The majority of Floridians have breathed a sigh of relief now that Hurricane Nate has shifted its course to the west. Unfortunately for those in the western panhandle along the Florida/Alabama border and residents of Louisiana, the storm is expected to intensify before impacting the U.S.
29 Florida counties, as well as Alabama, Louisiana and Mississippi fell under a state of emergency. The National Hurricane Center reports the storm’s maximum sustained winds at 80 miles per hour as the hurricane was about 345 miles south-southeast of the Mississippi river and expected to strengthen before making landfall.
Mitch Landrieu, Mayor of New Orleans said Nate’s winds could cause significant power outages. Storm surges are projected to be six to nine feet high. The storm was moving north-northwest at 22 miles per hour according to the NHC’s most recent update.
A hurricane watch was issued from Grand Isle, Louisiana to the Alabama-Florida border.
Ahead of the storm, nearly three-quarters of all U.S. Gulf of Mexico oil production was taken offline. More oil companies ceased operations on Friday. The shutdown affects production of more than 1 million barrels of oil per day.

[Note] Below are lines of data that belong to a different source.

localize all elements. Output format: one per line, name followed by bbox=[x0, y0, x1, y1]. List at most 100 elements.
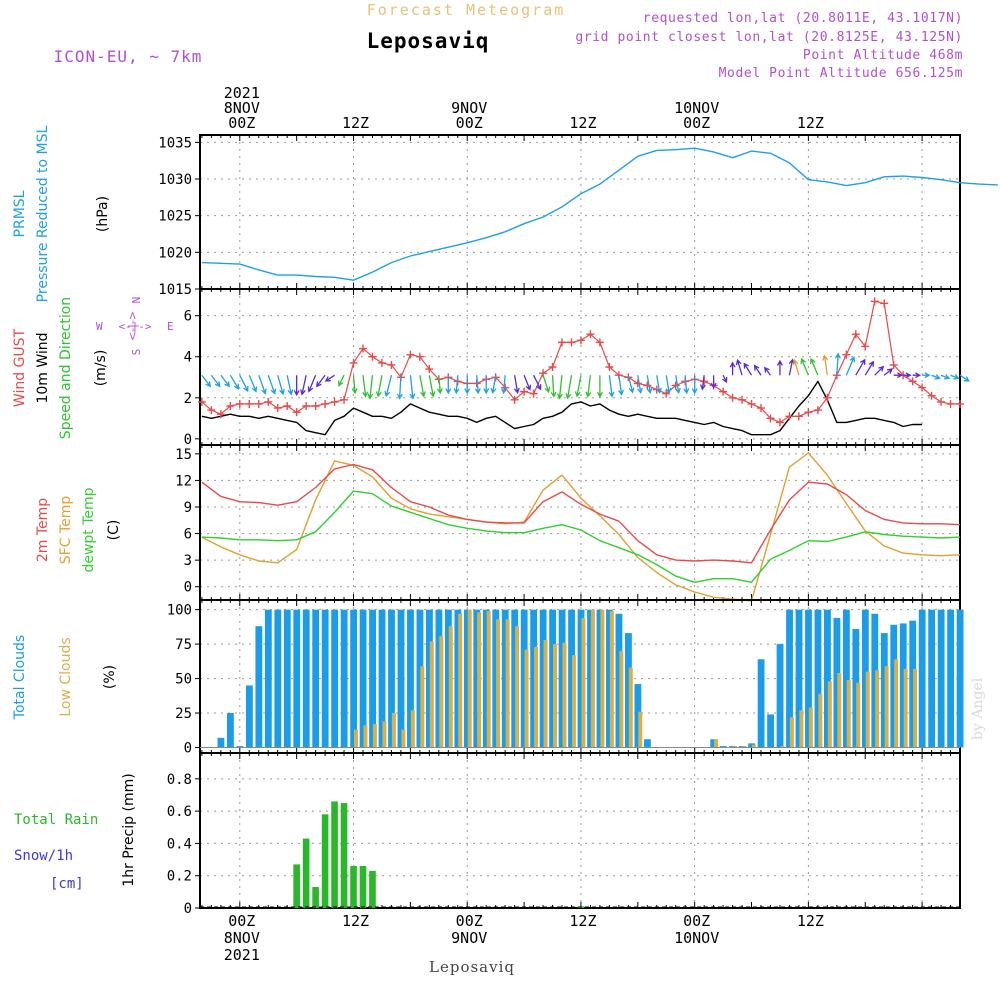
wind-direction-arrow bbox=[453, 375, 460, 395]
low-cloud-bar bbox=[714, 739, 719, 748]
low-cloud-bar bbox=[410, 710, 415, 748]
wind-direction-arrow bbox=[721, 374, 728, 384]
y-tick-label: 6 bbox=[184, 309, 192, 325]
top-time-label: 10NOV bbox=[674, 99, 719, 117]
gust-marker bbox=[823, 393, 832, 402]
wind-direction-arrow bbox=[950, 374, 960, 380]
wind-direction-arrow bbox=[523, 374, 532, 391]
wind-direction-arrow bbox=[315, 374, 326, 388]
total-cloud-bar bbox=[482, 609, 490, 748]
panel-wind: 0 2 4 6 bbox=[184, 288, 970, 448]
gust-marker bbox=[254, 399, 263, 408]
temp2m-label: 2m Temp bbox=[35, 498, 51, 562]
precip-bar bbox=[302, 838, 310, 908]
gust-marker bbox=[794, 412, 803, 421]
total-cloud-bar bbox=[293, 609, 301, 748]
total-cloud-bar bbox=[549, 609, 557, 748]
top-time-label: 9NOV bbox=[451, 99, 487, 117]
wind-direction-arrow bbox=[800, 357, 809, 376]
total-cloud-bar bbox=[501, 609, 509, 748]
total-cloud-bar bbox=[625, 633, 632, 748]
wind-direction-arrow bbox=[931, 374, 941, 380]
y-tick-label: 100 bbox=[167, 603, 192, 619]
low-cloud-bar bbox=[638, 711, 643, 748]
low-cloud-bar bbox=[496, 619, 501, 748]
panel-frame bbox=[199, 288, 961, 446]
bottom-time-label: 12Z bbox=[797, 912, 824, 930]
wind-direction-arrow bbox=[874, 365, 885, 376]
gust-marker bbox=[529, 389, 538, 398]
top-time-label: 12Z bbox=[569, 114, 596, 132]
total-cloud-bar bbox=[492, 609, 500, 748]
pressure-line bbox=[201, 147, 998, 281]
total-cloud-bar bbox=[378, 609, 386, 748]
gust-marker bbox=[368, 352, 377, 361]
gust-marker bbox=[662, 389, 671, 398]
total-cloud-bar bbox=[227, 713, 234, 748]
precip-bar bbox=[359, 866, 367, 908]
wind-direction-arrow bbox=[753, 364, 762, 376]
low-cloud-bar bbox=[780, 746, 785, 748]
model-point-altitude: Model Point Altitude 656.125m bbox=[719, 66, 963, 81]
wind-direction-arrow bbox=[743, 362, 753, 376]
total-cloud-bar bbox=[283, 609, 291, 748]
total-cloud-bar bbox=[634, 684, 642, 748]
gust-marker bbox=[870, 297, 879, 306]
panel-precip: 0 0.2 0.4 0.6 0.8 bbox=[167, 752, 961, 917]
total-cloud-bar bbox=[786, 609, 793, 748]
low-cloud-bar bbox=[856, 682, 861, 748]
total-cloud-bar bbox=[217, 737, 225, 748]
total-cloud-bar bbox=[397, 609, 405, 748]
wind-direction-arrow bbox=[675, 375, 681, 394]
gust-marker bbox=[557, 338, 566, 347]
low-cloud-bar bbox=[505, 619, 510, 748]
bottom-time-label: 8NOV bbox=[224, 929, 260, 947]
total-cloud-bar bbox=[568, 609, 575, 748]
wind-direction-arrow bbox=[845, 356, 856, 376]
wind-direction-arrow bbox=[248, 374, 258, 393]
low-cloud-bar bbox=[581, 617, 586, 748]
wind-direction-arrow bbox=[532, 374, 542, 391]
low-cloud-bar bbox=[467, 609, 472, 748]
wind-direction-arrow bbox=[912, 372, 922, 379]
wind-direction-arrow bbox=[637, 375, 643, 394]
pressure-unit: (hPa) bbox=[95, 196, 111, 232]
low-cloud-bar bbox=[600, 609, 605, 748]
gust-marker bbox=[226, 402, 235, 410]
total-cloud-bar bbox=[454, 609, 462, 748]
gust-marker bbox=[330, 397, 339, 406]
bottom-time-label: 00Z bbox=[228, 912, 255, 930]
gust-marker bbox=[321, 399, 330, 408]
gust-marker bbox=[548, 363, 557, 371]
wind-direction-arrow bbox=[436, 375, 443, 395]
gust-marker bbox=[804, 408, 813, 417]
wind-direction-arrow bbox=[293, 375, 300, 397]
total-cloud-bar bbox=[416, 609, 424, 748]
wind-direction-arrow bbox=[574, 375, 582, 398]
wind-direction-arrow bbox=[550, 375, 557, 398]
low-cloud-bar bbox=[448, 626, 453, 748]
total-cloud-bar bbox=[444, 609, 452, 748]
low-cloud-bar bbox=[808, 707, 813, 748]
total-cloud-bar bbox=[776, 644, 784, 748]
temp-unit: (C) bbox=[106, 520, 122, 541]
wind-direction-arrow bbox=[464, 375, 471, 395]
total-cloud-bar bbox=[814, 609, 822, 748]
total-cloud-bar bbox=[340, 609, 348, 748]
total-cloud-bar bbox=[473, 609, 481, 748]
low-cloud-bar bbox=[742, 746, 747, 748]
gust-marker bbox=[633, 379, 642, 388]
total-cloud-bar bbox=[312, 609, 320, 748]
total-cloud-bar bbox=[833, 617, 841, 748]
gust-marker bbox=[292, 408, 301, 417]
total-cloud-bar bbox=[738, 746, 746, 748]
total-cloud-bar bbox=[928, 609, 936, 748]
wind-direction-arrow bbox=[483, 375, 490, 395]
low-cloud-bar bbox=[363, 725, 368, 748]
y-tick-label: 3 bbox=[184, 553, 192, 569]
low-cloud-bar bbox=[865, 671, 870, 748]
wind-direction-arrow bbox=[445, 375, 452, 395]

The Financial Times reported that the price of crude oil was driven down on Friday due in large to Nate’s strengthening and its forecast to hit the US Gulf of Mexico coast on Saturday night. The predictions prompted traders to anticipate disruption to gulf oil refineries.
The gulf is home to about one-fifth of the U.S. oil output. Hurricane Harvey interrupted the area, causing production to fall behind. But drillers who pump crude from offshore platforms have rebounded to produce at record-breaking levels of more than 1.7 million barrels a day.
Although the trajectory of Hurricane Nate brings it right through the heart of the U.S. Gulf of Mexico oil and gas producing region, officials are hoping the preemptive measures will help insure the lowest impact on oil production and prices.